Lemma func_eq_funcSym: forall n fuel:nat, func n = funcSym n fuel.

And although the function func still under the flag #[bypass_check(guard)], it is possible to prove this lemma if we go by induction on fuel. Probably on fuel restrictions need to be imposed.

Let’s look at an example from practice:

Below is the start of the function parse_ty. The function is taken from the project “formal verification of the Tezos cryptocurrency protocol.

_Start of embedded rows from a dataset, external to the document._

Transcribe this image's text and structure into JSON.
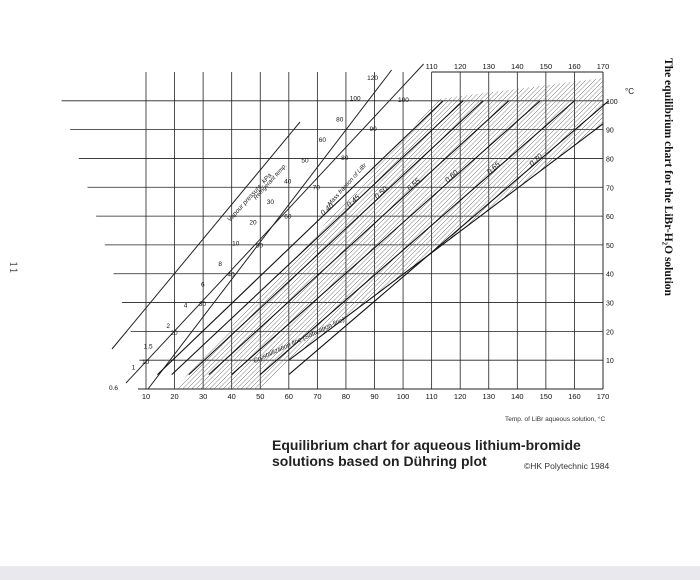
{
  "page_number": "11",
  "side_title": "The equilibrium chart for the LiBr-H₂O solution",
  "caption_line1": "Equilibrium chart for aqueous lithium-bromide",
  "caption_line2": "solutions based on Dühring plot",
  "credit": "©HK Polytechnic 1984",
  "chart_data": {
    "type": "line",
    "title": "",
    "xlabel": "Temp. of LiBr aqueous solution, °C",
    "ylabel": "°C",
    "x_ticks": [
      10,
      20,
      30,
      40,
      50,
      60,
      70,
      80,
      90,
      100,
      110,
      120,
      130,
      140,
      150,
      160,
      170
    ],
    "y_ticks": [
      10,
      20,
      30,
      40,
      50,
      60,
      70,
      80,
      90,
      100
    ],
    "xlim": [
      10,
      170
    ],
    "ylim": [
      0,
      110
    ],
    "vapour_pressure_label": "Vapour pressure, kPa",
    "vapour_pressure_ticks": [
      "0.6",
      "1",
      "1.5",
      "2",
      "4",
      "6",
      "8",
      "10",
      "20",
      "30",
      "40",
      "50",
      "60",
      "80",
      "100",
      "120"
    ],
    "refrigerant_temp_label": "Refrigerant temp.",
    "refrigerant_temp_ticks": [
      "10",
      "20",
      "30",
      "40",
      "50",
      "60",
      "70",
      "80",
      "90",
      "100"
    ],
    "mass_fraction_label": "Mass fraction of LiBr",
    "series": [
      {
        "name": "0.40",
        "x": [
          14,
          114
        ],
        "y": [
          5,
          100
        ]
      },
      {
        "name": "0.45",
        "x": [
          19,
          121
        ],
        "y": [
          5,
          100
        ]
      },
      {
        "name": "0.50",
        "x": [
          25,
          128
        ],
        "y": [
          5,
          100
        ]
      },
      {
        "name": "0.55",
        "x": [
          32,
          137
        ],
        "y": [
          5,
          100
        ]
      },
      {
        "name": "0.60",
        "x": [
          40,
          148
        ],
        "y": [
          5,
          100
        ]
      },
      {
        "name": "0.65",
        "x": [
          50,
          160
        ],
        "y": [
          5,
          100
        ]
      },
      {
        "name": "0.70",
        "x": [
          60,
          172
        ],
        "y": [
          5,
          100
        ]
      }
    ],
    "crystallization_label": "Crystallization line (Saturation line)",
    "crystallization_line": {
      "x": [
        60,
        170
      ],
      "y": [
        10,
        92
      ]
    },
    "grid": true,
    "legend": "none"
  }
}
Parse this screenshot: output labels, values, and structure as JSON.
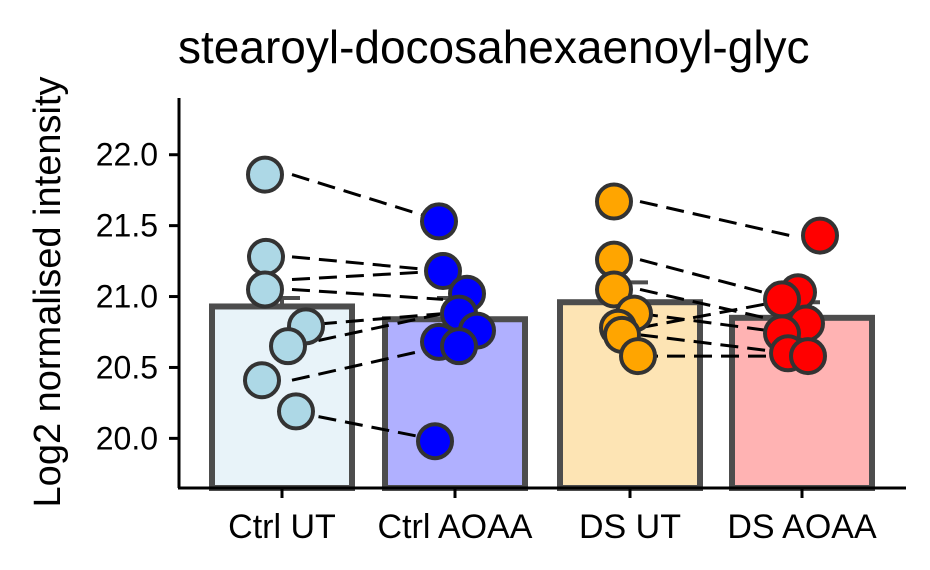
{
  "chart_data": {
    "type": "bar",
    "title": "stearoyl-docosahexaenoyl-glyc",
    "xlabel": "",
    "ylabel": "Log2 normalised intensity",
    "ylim": [
      19.65,
      22.4
    ],
    "yticks": [
      20.0,
      20.5,
      21.0,
      21.5,
      22.0
    ],
    "ytick_labels": [
      "20.0",
      "20.5",
      "21.0",
      "21.5",
      "22.0"
    ],
    "grid": false,
    "legend": "none",
    "categories": [
      "Ctrl UT",
      "Ctrl AOAA",
      "DS UT",
      "DS AOAA"
    ],
    "values": [
      20.93,
      20.84,
      20.96,
      20.85
    ],
    "error_upper": [
      20.99,
      20.99,
      21.1,
      20.96
    ],
    "colors": {
      "fill": [
        "#e8f3f9",
        "#b0b0ff",
        "#fde4b4",
        "#ffb3b3"
      ],
      "point": [
        "#add8e6",
        "#0000ff",
        "#ffa500",
        "#ff0000"
      ],
      "outline": "#4d4d4d"
    },
    "points": [
      [
        21.86,
        21.28,
        21.05,
        20.79,
        20.65,
        20.41,
        20.19
      ],
      [
        21.53,
        21.18,
        21.02,
        20.88,
        20.76,
        20.68,
        20.65,
        19.98
      ],
      [
        21.67,
        21.26,
        21.05,
        20.88,
        20.78,
        20.73,
        20.58
      ],
      [
        21.43,
        21.03,
        20.98,
        20.81,
        20.74,
        20.6,
        20.58
      ]
    ],
    "pairs": [
      [
        21.86,
        21.53
      ],
      [
        21.28,
        21.18
      ],
      [
        21.12,
        21.18
      ],
      [
        21.05,
        20.98
      ],
      [
        20.79,
        20.88
      ],
      [
        20.65,
        20.88
      ],
      [
        20.41,
        20.65
      ],
      [
        20.19,
        19.98
      ],
      [
        21.67,
        21.43
      ],
      [
        21.26,
        20.98
      ],
      [
        21.05,
        20.81
      ],
      [
        20.88,
        20.74
      ],
      [
        20.78,
        20.98
      ],
      [
        20.73,
        20.6
      ],
      [
        20.58,
        20.58
      ]
    ],
    "pair_groups": [
      [
        0,
        1
      ],
      [
        0,
        1
      ],
      [
        0,
        1
      ],
      [
        0,
        1
      ],
      [
        0,
        1
      ],
      [
        0,
        1
      ],
      [
        0,
        1
      ],
      [
        0,
        1
      ],
      [
        2,
        3
      ],
      [
        2,
        3
      ],
      [
        2,
        3
      ],
      [
        2,
        3
      ],
      [
        2,
        3
      ],
      [
        2,
        3
      ],
      [
        2,
        3
      ]
    ]
  }
}
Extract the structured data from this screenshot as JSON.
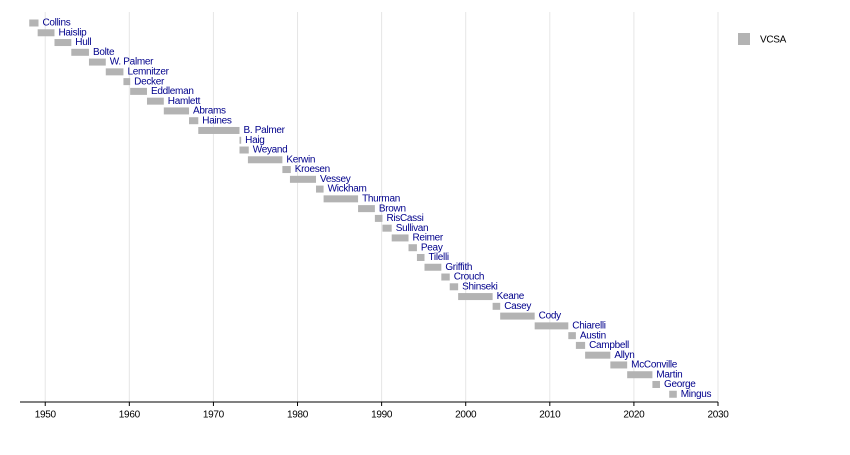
{
  "chart_data": {
    "type": "timeline",
    "categories": [
      "Collins",
      "Haislip",
      "Hull",
      "Bolte",
      "W. Palmer",
      "Lemnitzer",
      "Decker",
      "Eddleman",
      "Hamlett",
      "Abrams",
      "Haines",
      "B. Palmer",
      "Haig",
      "Weyand",
      "Kerwin",
      "Kroesen",
      "Vessey",
      "Wickham",
      "Thurman",
      "Brown",
      "RisCassi",
      "Sullivan",
      "Reimer",
      "Peay",
      "Tilelli",
      "Griffith",
      "Crouch",
      "Shinseki",
      "Keane",
      "Casey",
      "Cody",
      "Chiarelli",
      "Austin",
      "Campbell",
      "Allyn",
      "McConville",
      "Martin",
      "George",
      "Mingus"
    ],
    "series": [
      {
        "name": "VCSA",
        "color": "#b3b3b3",
        "values": [
          [
            1948.1,
            1949.2
          ],
          [
            1949.1,
            1951.1
          ],
          [
            1951.1,
            1953.1
          ],
          [
            1953.1,
            1955.2
          ],
          [
            1955.2,
            1957.2
          ],
          [
            1957.2,
            1959.3
          ],
          [
            1959.3,
            1960.1
          ],
          [
            1960.1,
            1962.1
          ],
          [
            1962.1,
            1964.1
          ],
          [
            1964.1,
            1967.1
          ],
          [
            1967.1,
            1968.2
          ],
          [
            1968.2,
            1973.1
          ],
          [
            1973.1,
            1973.3
          ],
          [
            1973.1,
            1974.2
          ],
          [
            1974.1,
            1978.2
          ],
          [
            1978.2,
            1979.2
          ],
          [
            1979.1,
            1982.2
          ],
          [
            1982.2,
            1983.1
          ],
          [
            1983.1,
            1987.2
          ],
          [
            1987.2,
            1989.2
          ],
          [
            1989.2,
            1990.1
          ],
          [
            1990.1,
            1991.2
          ],
          [
            1991.2,
            1993.2
          ],
          [
            1993.2,
            1994.2
          ],
          [
            1994.2,
            1995.1
          ],
          [
            1995.1,
            1997.1
          ],
          [
            1997.1,
            1998.1
          ],
          [
            1998.1,
            1999.1
          ],
          [
            1999.1,
            2003.2
          ],
          [
            2003.2,
            2004.1
          ],
          [
            2004.1,
            2008.2
          ],
          [
            2008.2,
            2012.2
          ],
          [
            2012.2,
            2013.1
          ],
          [
            2013.1,
            2014.2
          ],
          [
            2014.2,
            2017.2
          ],
          [
            2017.2,
            2019.2
          ],
          [
            2019.2,
            2022.2
          ],
          [
            2022.2,
            2023.1
          ],
          [
            2024.2,
            2025.1
          ]
        ]
      }
    ],
    "label_color": "#00008b",
    "xlim": [
      1947,
      2030
    ],
    "xticks": [
      1950,
      1960,
      1970,
      1980,
      1990,
      2000,
      2010,
      2020,
      2030
    ],
    "grid": true,
    "legend": "top-right"
  }
}
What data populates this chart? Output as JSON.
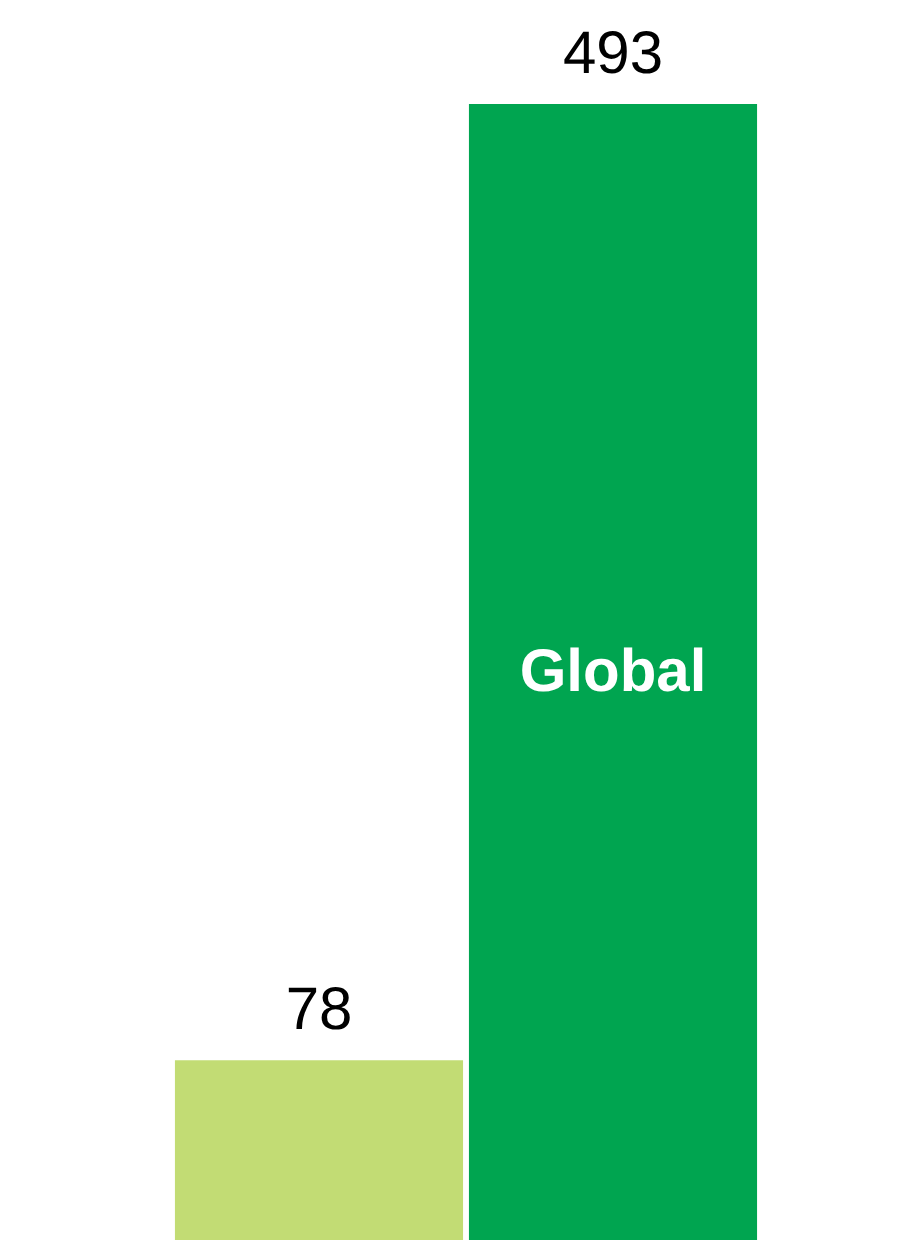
{
  "chart_data": {
    "type": "bar",
    "categories": [
      null,
      "Global"
    ],
    "values": [
      78,
      493
    ],
    "colors": [
      "#c2dc74",
      "#00a550"
    ],
    "data_labels": true
  }
}
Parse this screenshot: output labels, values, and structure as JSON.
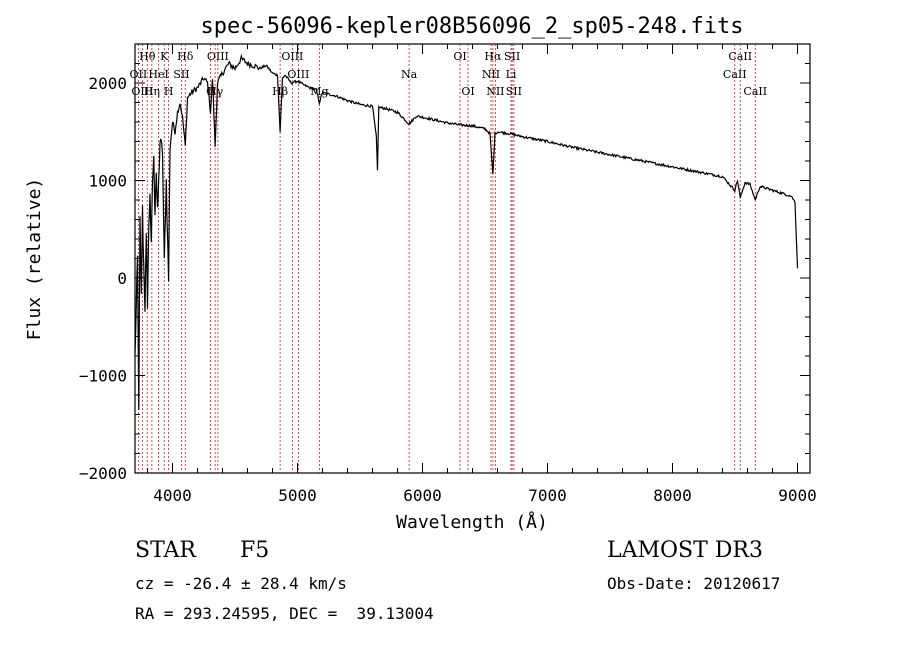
{
  "chart_data": {
    "type": "line",
    "title": "spec-56096-kepler08B56096_2_sp05-248.fits",
    "xlabel": "Wavelength (Å)",
    "ylabel": "Flux (relative)",
    "xlim": [
      3700,
      9100
    ],
    "ylim": [
      -2000,
      2400
    ],
    "xticks": [
      4000,
      5000,
      6000,
      7000,
      8000,
      9000
    ],
    "yticks": [
      -2000,
      -1000,
      0,
      1000,
      2000
    ],
    "spectral_lines": [
      {
        "label": "Hθ",
        "wavelength": 3798,
        "row": 0
      },
      {
        "label": "OII",
        "wavelength": 3727,
        "row": 1
      },
      {
        "label": "OIII",
        "wavelength": 3759,
        "row": 2
      },
      {
        "label": "K",
        "wavelength": 3934,
        "row": 0
      },
      {
        "label": "HeI",
        "wavelength": 3889,
        "row": 1
      },
      {
        "label": "Hη",
        "wavelength": 3835,
        "row": 2
      },
      {
        "label": "Hδ",
        "wavelength": 4102,
        "row": 0
      },
      {
        "label": "SII",
        "wavelength": 4072,
        "row": 1
      },
      {
        "label": "H",
        "wavelength": 3969,
        "row": 2
      },
      {
        "label": "OIII",
        "wavelength": 4363,
        "row": 0
      },
      {
        "label": "G",
        "wavelength": 4304,
        "row": 2
      },
      {
        "label": "Hγ",
        "wavelength": 4341,
        "row": 2
      },
      {
        "label": "OIII",
        "wavelength": 4959,
        "row": 0
      },
      {
        "label": "OIII",
        "wavelength": 5007,
        "row": 1
      },
      {
        "label": "Hβ",
        "wavelength": 4861,
        "row": 2
      },
      {
        "label": "Mg",
        "wavelength": 5175,
        "row": 2
      },
      {
        "label": "Na",
        "wavelength": 5893,
        "row": 1
      },
      {
        "label": "OI",
        "wavelength": 6300,
        "row": 0
      },
      {
        "label": "OI",
        "wavelength": 6364,
        "row": 2
      },
      {
        "label": "Hα",
        "wavelength": 6563,
        "row": 0
      },
      {
        "label": "NII",
        "wavelength": 6548,
        "row": 1
      },
      {
        "label": "NII",
        "wavelength": 6583,
        "row": 2
      },
      {
        "label": "SII",
        "wavelength": 6717,
        "row": 0
      },
      {
        "label": "Li",
        "wavelength": 6708,
        "row": 1
      },
      {
        "label": "SII",
        "wavelength": 6731,
        "row": 2
      },
      {
        "label": "CaII",
        "wavelength": 8542,
        "row": 0
      },
      {
        "label": "CaII",
        "wavelength": 8498,
        "row": 1
      },
      {
        "label": "CaII",
        "wavelength": 8662,
        "row": 2
      }
    ],
    "spectrum": [
      [
        3700,
        -800
      ],
      [
        3710,
        -300
      ],
      [
        3720,
        200
      ],
      [
        3730,
        -1300
      ],
      [
        3740,
        600
      ],
      [
        3750,
        -200
      ],
      [
        3760,
        700
      ],
      [
        3770,
        100
      ],
      [
        3780,
        -300
      ],
      [
        3790,
        400
      ],
      [
        3800,
        -250
      ],
      [
        3810,
        500
      ],
      [
        3820,
        900
      ],
      [
        3830,
        300
      ],
      [
        3840,
        1000
      ],
      [
        3850,
        1200
      ],
      [
        3860,
        700
      ],
      [
        3870,
        1100
      ],
      [
        3880,
        650
      ],
      [
        3890,
        1000
      ],
      [
        3900,
        1400
      ],
      [
        3920,
        1300
      ],
      [
        3934,
        150
      ],
      [
        3950,
        1000
      ],
      [
        3969,
        -20
      ],
      [
        3980,
        1350
      ],
      [
        4000,
        1600
      ],
      [
        4020,
        1500
      ],
      [
        4040,
        1700
      ],
      [
        4060,
        1800
      ],
      [
        4080,
        1650
      ],
      [
        4102,
        1350
      ],
      [
        4120,
        1850
      ],
      [
        4150,
        1900
      ],
      [
        4200,
        1950
      ],
      [
        4250,
        2050
      ],
      [
        4280,
        2000
      ],
      [
        4304,
        1700
      ],
      [
        4320,
        2050
      ],
      [
        4341,
        1350
      ],
      [
        4360,
        2000
      ],
      [
        4400,
        2100
      ],
      [
        4450,
        2200
      ],
      [
        4500,
        2150
      ],
      [
        4550,
        2250
      ],
      [
        4600,
        2200
      ],
      [
        4650,
        2180
      ],
      [
        4700,
        2150
      ],
      [
        4750,
        2180
      ],
      [
        4800,
        2100
      ],
      [
        4840,
        2080
      ],
      [
        4861,
        1500
      ],
      [
        4880,
        2050
      ],
      [
        4900,
        2080
      ],
      [
        4950,
        2000
      ],
      [
        5000,
        2020
      ],
      [
        5050,
        1980
      ],
      [
        5100,
        1950
      ],
      [
        5150,
        1930
      ],
      [
        5175,
        1800
      ],
      [
        5200,
        1900
      ],
      [
        5300,
        1870
      ],
      [
        5400,
        1820
      ],
      [
        5500,
        1780
      ],
      [
        5600,
        1760
      ],
      [
        5630,
        1450
      ],
      [
        5640,
        1100
      ],
      [
        5650,
        1750
      ],
      [
        5700,
        1740
      ],
      [
        5800,
        1700
      ],
      [
        5893,
        1580
      ],
      [
        5950,
        1660
      ],
      [
        6000,
        1650
      ],
      [
        6100,
        1620
      ],
      [
        6200,
        1590
      ],
      [
        6300,
        1570
      ],
      [
        6400,
        1560
      ],
      [
        6500,
        1530
      ],
      [
        6540,
        1480
      ],
      [
        6563,
        1060
      ],
      [
        6580,
        1480
      ],
      [
        6600,
        1500
      ],
      [
        6700,
        1480
      ],
      [
        6800,
        1450
      ],
      [
        7000,
        1400
      ],
      [
        7200,
        1340
      ],
      [
        7400,
        1290
      ],
      [
        7600,
        1240
      ],
      [
        7800,
        1190
      ],
      [
        8000,
        1140
      ],
      [
        8200,
        1090
      ],
      [
        8400,
        1040
      ],
      [
        8498,
        900
      ],
      [
        8520,
        1000
      ],
      [
        8542,
        820
      ],
      [
        8580,
        980
      ],
      [
        8620,
        960
      ],
      [
        8662,
        800
      ],
      [
        8700,
        940
      ],
      [
        8800,
        900
      ],
      [
        8900,
        860
      ],
      [
        8950,
        840
      ],
      [
        8980,
        780
      ],
      [
        9000,
        100
      ]
    ]
  },
  "info": {
    "object_class": "STAR",
    "subclass": "F5",
    "survey": "LAMOST DR3",
    "redshift": "cz = -26.4 ± 28.4 km/s",
    "obs_date": "Obs-Date: 20120617",
    "coords": "RA = 293.24595, DEC =  39.13004"
  },
  "colors": {
    "spectrum": "#000000",
    "line_markers": "#b22222",
    "axes": "#000000"
  }
}
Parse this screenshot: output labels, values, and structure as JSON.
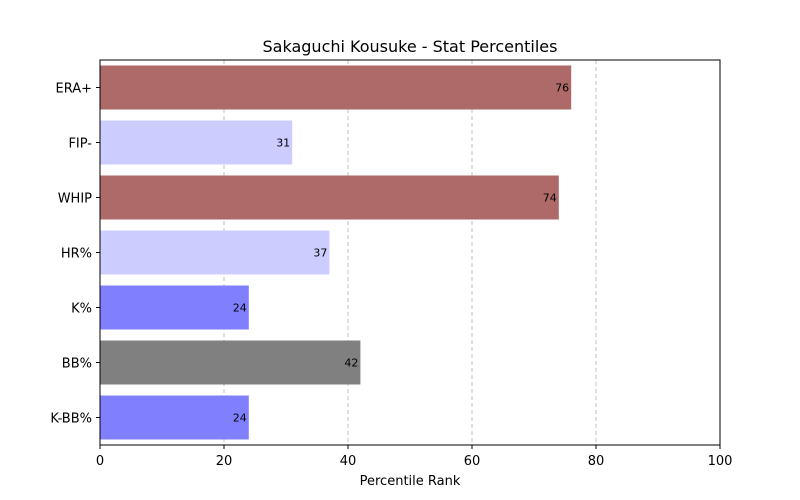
{
  "chart_data": {
    "type": "bar",
    "orientation": "horizontal",
    "title": "Sakaguchi Kousuke - Stat Percentiles",
    "xlabel": "Percentile Rank",
    "ylabel": "",
    "xlim": [
      0,
      100
    ],
    "xticks": [
      0,
      20,
      40,
      60,
      80,
      100
    ],
    "grid": "vertical dashed",
    "categories": [
      "ERA+",
      "FIP-",
      "WHIP",
      "HR%",
      "K%",
      "BB%",
      "K-BB%"
    ],
    "values": [
      76,
      31,
      74,
      37,
      24,
      42,
      24
    ],
    "colors": [
      "#ad6a68",
      "#ccccff",
      "#ad6a68",
      "#ccccff",
      "#8080ff",
      "#808080",
      "#8080ff"
    ]
  }
}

The function has an annotation {struct node_value}, which should tell the Coq compiler which of the arguments to check for “decreasing at each iteration step”. But this type Alpha_context.Script.node in the source code is designed in such a way that Coq cannot determine that at each step of the recursion we will work with a direct sub-term of the argument node_value (and in this case, it really isn’t always the case).

#[bypass_check(guard)]
Fixpoint parse_ty 
  (ctxt : Alpha_context.context) (stack_depth : int) (legacy : bool)
  (allow_lazy_storage : bool) (allow_operation : bool) (allow_contract : bool)
  (allow_ticket : bool) (ret_value : parse_ty_ret)
  (node_value : Alpha_context.Script.node) {struct node_value}
  : M? (ret * Alpha_context.context) :=
  let parse_passable_ty_aux_with_ret {ret} := 'parse_passable_ty_aux_with_ret
    ret in
  let parse_any_ty_aux := 'parse_any_ty_aux in
  let parse_big_map_value_ty_aux := 'parse_big_map_value_ty_aux in...

So we want to get rid of #[bypass_check(guard)], make the function terminate. We create a simulation function parse_ty_symby adding a natural number fuel as an argument, and changing the recursive call check to {struct fuel}.

Fixpoint parse_ty_sym (fuel : nat)
  (ctxt : Alpha_context.context) (stack_depth : int) (legacy : bool)
  (allow_lazy_storage : bool) (allow_operation : bool) (allow_contract : bool)
  (allow_ticket : bool) {ret_value : parse_ty_ret}
  (node_value : Alpha_context.Script.node) {struct fuel}
  : M? (ret * Alpha_context.context) :=
  match fuel with
  | Datatypes.O =>
    Error_monad.error_value
      (Build_extensible "Typechecking_too_many_recursive_calls" unit tt)
  | Datatypes.S fuel => let parse_passable_ty_aux_with_ret {ret} := 'parse_passable_ty_aux_with_ret
    ret in
  let parse_any_ty_aux := 'parse_any_ty_aux in
  let parse_big_map_value_ty_aux := 'parse_big_map_value_ty_aux in…

In the body of the function, we first of all add a check to see if the fuel is equal to zero, and if it is, we exit the loop, if not, we continue to work. We decrease the fuel in the body of the function by one, and the termination check succeeds. Thus, we manage to get rid of #[bypass_check(guard)]now we can work with the simulation.

Conclusion

One of the problems of formal verification of recursive functions is the proof of termination. If the Coq compiler’s termination check fails, you can do one of three things to compile the function:

1. put a flag over the function #[bypass_check(guard)],but then the termination of this function will remain unproved. In addition, there may be problems with proofs of the properties of such functions.

2. directly tell the compiler which parameter in the function body is recursively reduced at each iteration step {struct param}.

Sometimes in practice, if the function is very large (for example, about 3 thousand lines of code), you can try to insert in turn into {struct ..} all the input parameters received by the function. This is a hack, but it doesn’t always work. Usually you have to analyze the source code of a function to find a parameter that is a test for termination for the function (it can also increase, and the termination condition will be the achievement of a specified threshold by the parameter).

if stack_depth >i 10000 then
    Error_monad.error_value

Introduce an additional parameter into the function, the fuel is a natural number, and in the body of the function:
a) if the parameter is equal to zero, interrupt the function;
b) decrease the parameter at each iteration step.

The method presented in the article for solving the problem of checking the termination of functions is rather laborious. But at the same time, this is probably the easiest way available.